There is a nice bijection between Dyck paths of order $$n$$ and planar binary trees. The bijection $$\phi$$ can be described recursively. Every Dyck path $$D$$ of order $$n$$ can be uniquely decomposed as $$(0,D',1,D'')$$, where $$D'$$ and $$D''$$ are smaller (possible empty) Dyck paths. Explicitly, the "$$1$$" in that formula is the end of the shortest, nonempty prefix with an equal number of $$0$$'s and $$1$$'s. Then $$\phi(D)$$ is defined to be the planar binary tree whose left subtree of the root is $$\phi(D')$$ and whose right subtree is $$\phi(D'')$$.

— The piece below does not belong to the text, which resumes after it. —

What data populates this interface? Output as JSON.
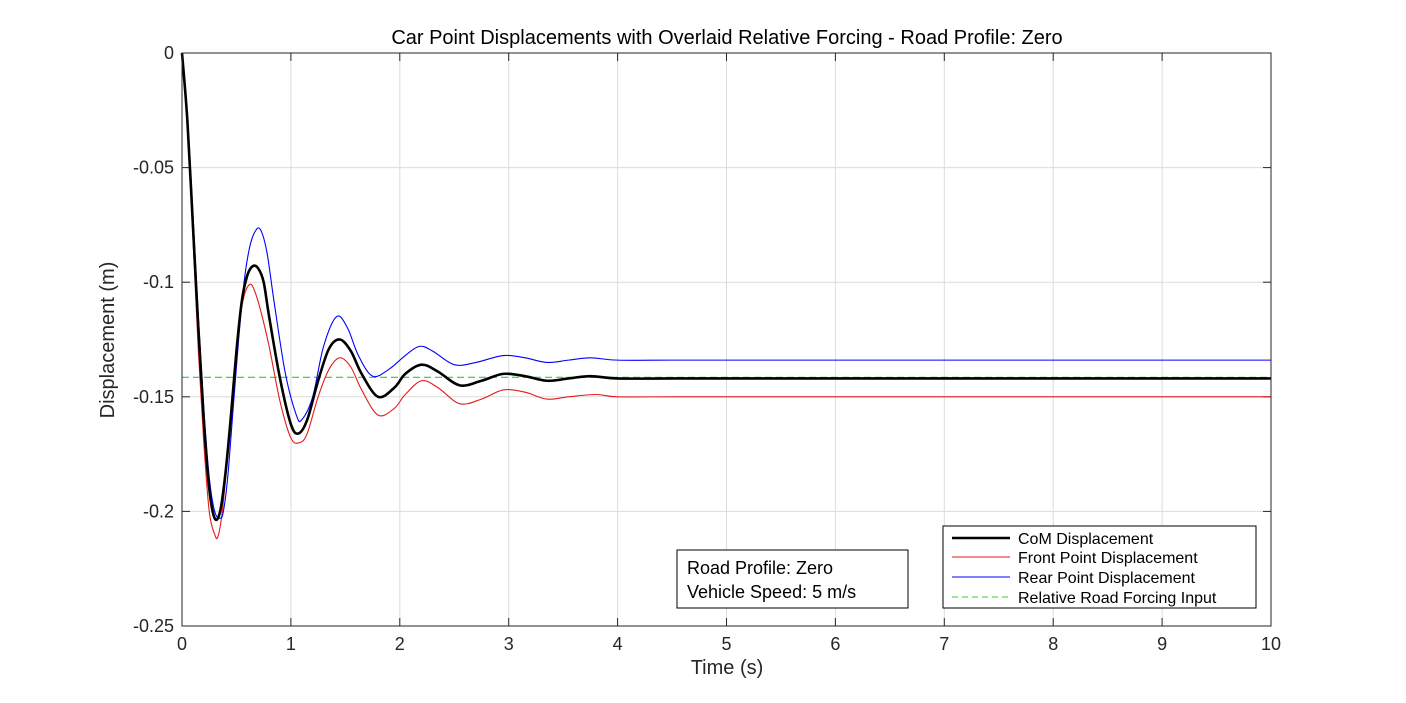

Under this bijection, peaks in the original path correspond to left children in the resulting tree. There is an obvious involution on planar binary trees with reverses left and right children; just reflect the tree vertically! Composing this with the bijection in the last paragraph, you get an involution on Dyck paths which takes a path with $$k$$ peaks to one with $$n+1-k$$ peaks.